Die beiden agilen Jubilare, die auch Jahre nach der Übergabe des Landgasthofes 1998 an die fünfte Generation noch sehr mit den Gästen verbunden sind, bedauern es sehr, dass derzeit nur in bescheidenem Umfang gefeiert werden kann. Das Paar freut sich aber umso mehr, dass der Dankgottesdienst in der benachbarten Hl. Kreuz-Kirche möglich ist.

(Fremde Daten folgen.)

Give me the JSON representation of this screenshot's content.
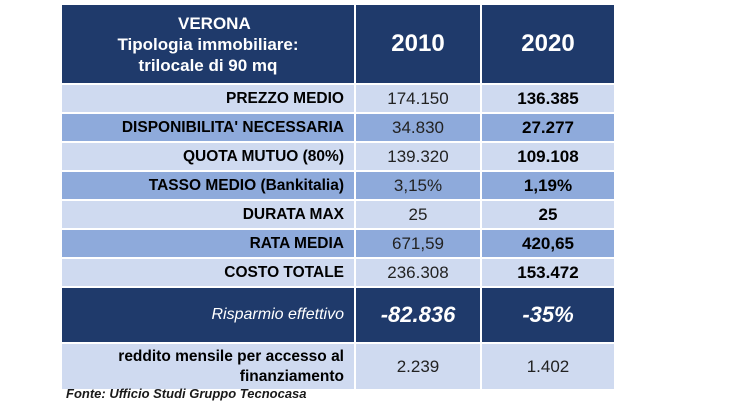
{
  "header": {
    "city": "VERONA",
    "type_line1": "Tipologia immobiliare:",
    "type_line2": "trilocale di 90 mq",
    "year1": "2010",
    "year2": "2020"
  },
  "rows": [
    {
      "label": "PREZZO MEDIO",
      "v2010": "174.150",
      "v2020": "136.385"
    },
    {
      "label": "DISPONIBILITA' NECESSARIA",
      "v2010": "34.830",
      "v2020": "27.277"
    },
    {
      "label": "QUOTA MUTUO (80%)",
      "v2010": "139.320",
      "v2020": "109.108"
    },
    {
      "label": "TASSO MEDIO (Bankitalia)",
      "v2010": "3,15%",
      "v2020": "1,19%"
    },
    {
      "label": "DURATA MAX",
      "v2010": "25",
      "v2020": "25"
    },
    {
      "label": "RATA MEDIA",
      "v2010": "671,59",
      "v2020": "420,65"
    },
    {
      "label": "COSTO TOTALE",
      "v2010": "236.308",
      "v2020": "153.472"
    }
  ],
  "risparmio": {
    "label": "Risparmio effettivo",
    "v2010": "-82.836",
    "v2020": "-35%"
  },
  "reddito": {
    "label": "reddito mensile per accesso al finanziamento",
    "v2010": "2.239",
    "v2020": "1.402"
  },
  "source": "Fonte: Ufficio Studi Gruppo Tecnocasa",
  "colors": {
    "header_bg": "#1f3a6b",
    "row_light": "#cfdaf0",
    "row_mid": "#8eaadb"
  }
}
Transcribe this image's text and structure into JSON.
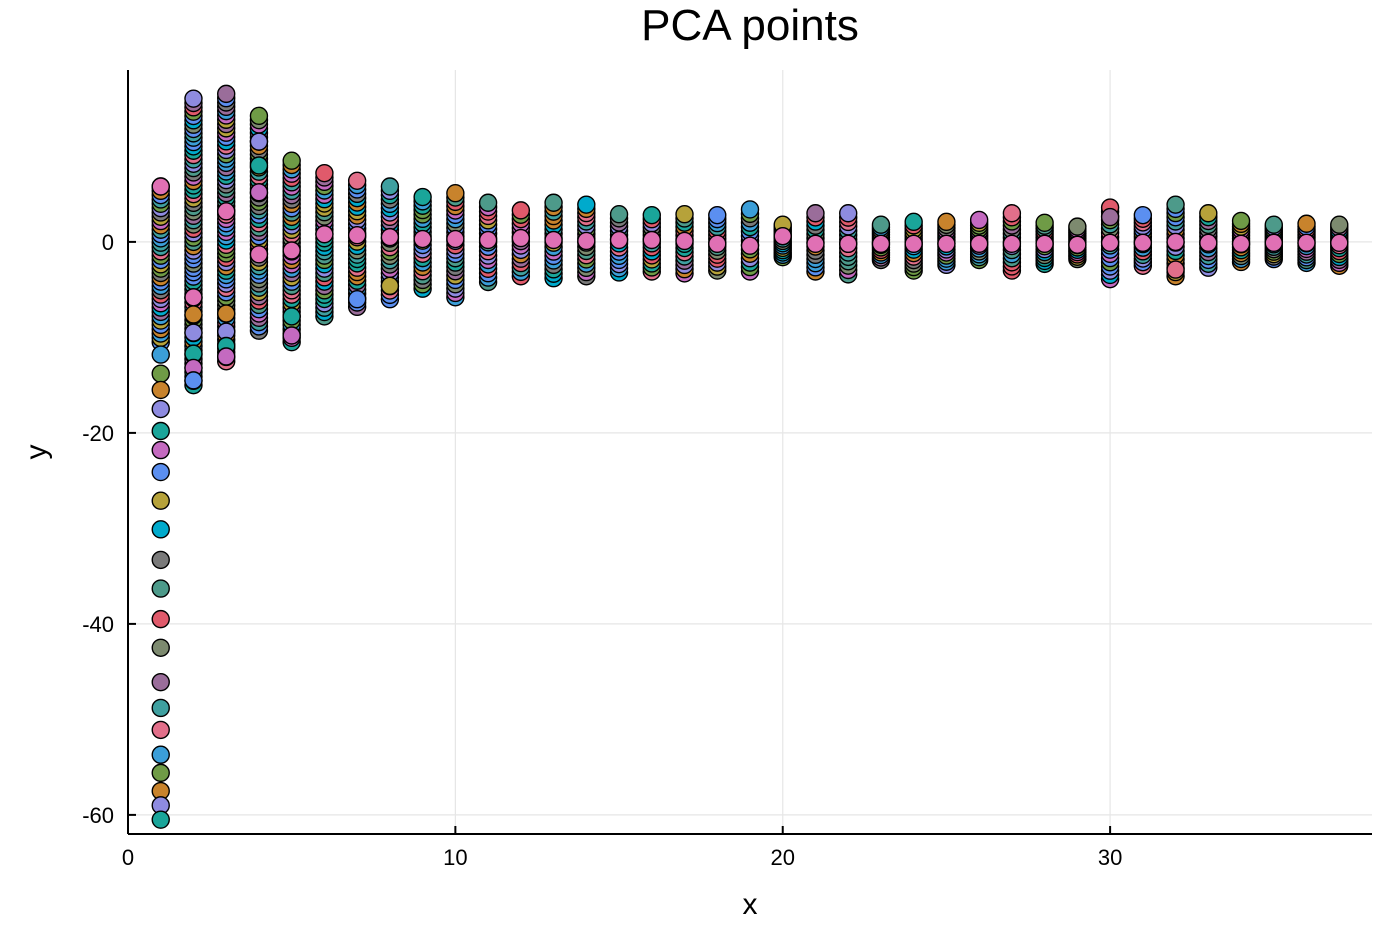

Josef Ebner (85) stammt aus Birndorf. Seine Bodenständigkeit, aber auch seine Aufgeschlossenheit für Themen weit über die Ortsgrenzen hinaus, zeichnen ihn ebenso aus, wie seine Leidenschaft für die Brennerei edler Spirituosen, mit der er vielfach mit Medaillen ausgezeichnet worden ist. Seine Begeisterung für die Natur verband Josef Ebner auch mit seinen Weihnachtsbäumen, deren Heranwachsen all die Jahre für ihn eine Herzensangelegenheit waren. Jahrzehnte war der Waidmann auch Mitglied der Jagdhorn-Bläsergruppe, mit der er bis heute beste Kontakte pflegt. Seine Liebe zur Heimat und speziell zu Birndorf führte auch dazu, dass der Jubilar zum 1200-jährigen Jubiläum seines Heimatortes ein Buch über sämtliche Hausnamen und ihre Bedeutung verfasst und so ein wertvolles Stück zum Erhalt der Heimatgeschichte beigetragen hat.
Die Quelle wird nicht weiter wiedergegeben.